Due to the likelihood of an off-center
impact, it is probable that the center of the energy antipode (p waves) might
not be exactly at the same spot as the physical antipode, but it should be
relatively close. If the plume head is too far away (either because the plume
head is too small or because of a very off-center impact) from the physical
antipode, then this new mantle plume will have to go through the 5 to 20
million year process of melting and doming in order to reach the surface.
However, all of this talk of a much more permeable mantle allowing for
the nearly instantaneous creation of a mantle plume at the energy antipode of a
large impact is quite speculative. After all, wouldn't we then expect other
not-quite-so-large cosmic impacts to show contemporaneous volcanism at or near
their physical antipodes, as well?
Well, guess what? They do!
In the past 100 million years, the Earth has seen four large impacts
from cosmic objects that produced craters of more than 55km in diameter.
Although the Earth is an active planet that erases much of the evidence of
events over time, we can still reconstruct the locations of the Popagai,
Chesapeake Bay and Kara impacts, along with the attendant contemporaneous
(allowing for doming) antipodal volcanism and the subsequent hotspot trails.

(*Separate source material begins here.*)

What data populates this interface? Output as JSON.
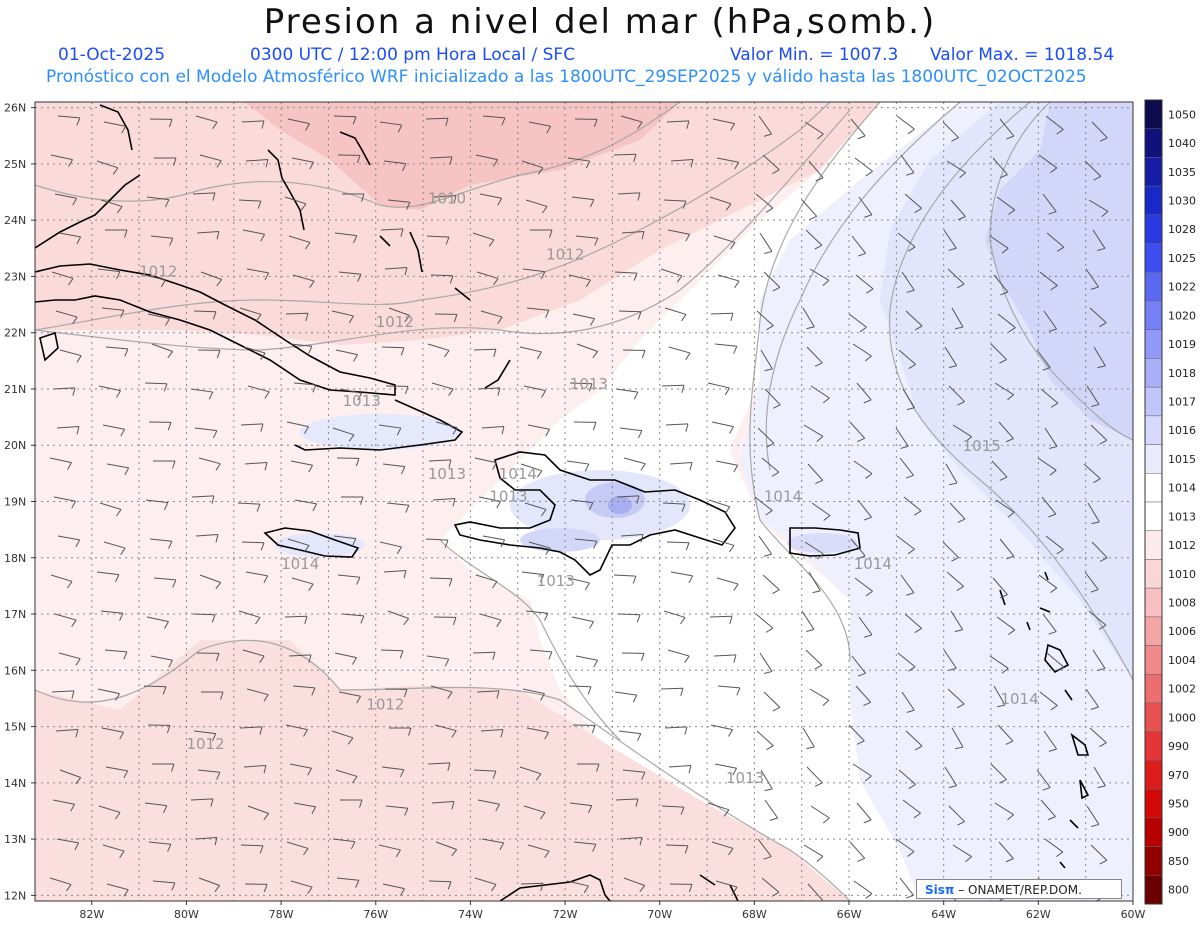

If we go back 50 million years more, we find that the two additional
examples which occurred during that time provide similar, but
harder-to-pin-down-exactly results.
This means that, if we include a
position for India that is antipodal to the Chicxulub impact, we are batting
six for six in the category of contemporaneous antipodal volcanism among the
larger-than-55-km-in-diameter impact examples occurring in the last 150 million
years.
Naturally, a reader would want to see more detailed information
about these claims before accepting them. On the one hand, this level of detail
is beyond the scope of this already very long letter. On the other hand, the
detail for these claims is freely available at
www.solvingthemassextinctions.com.
So, do I agree with the paper by
Renne et. al.? Absolutely. Not only does this paper provide us with important
new information about the nature of the change in the Deccan traps eruptions,
but it also allows us to consider new paths to an entirely different
understanding of what may have really occurred there.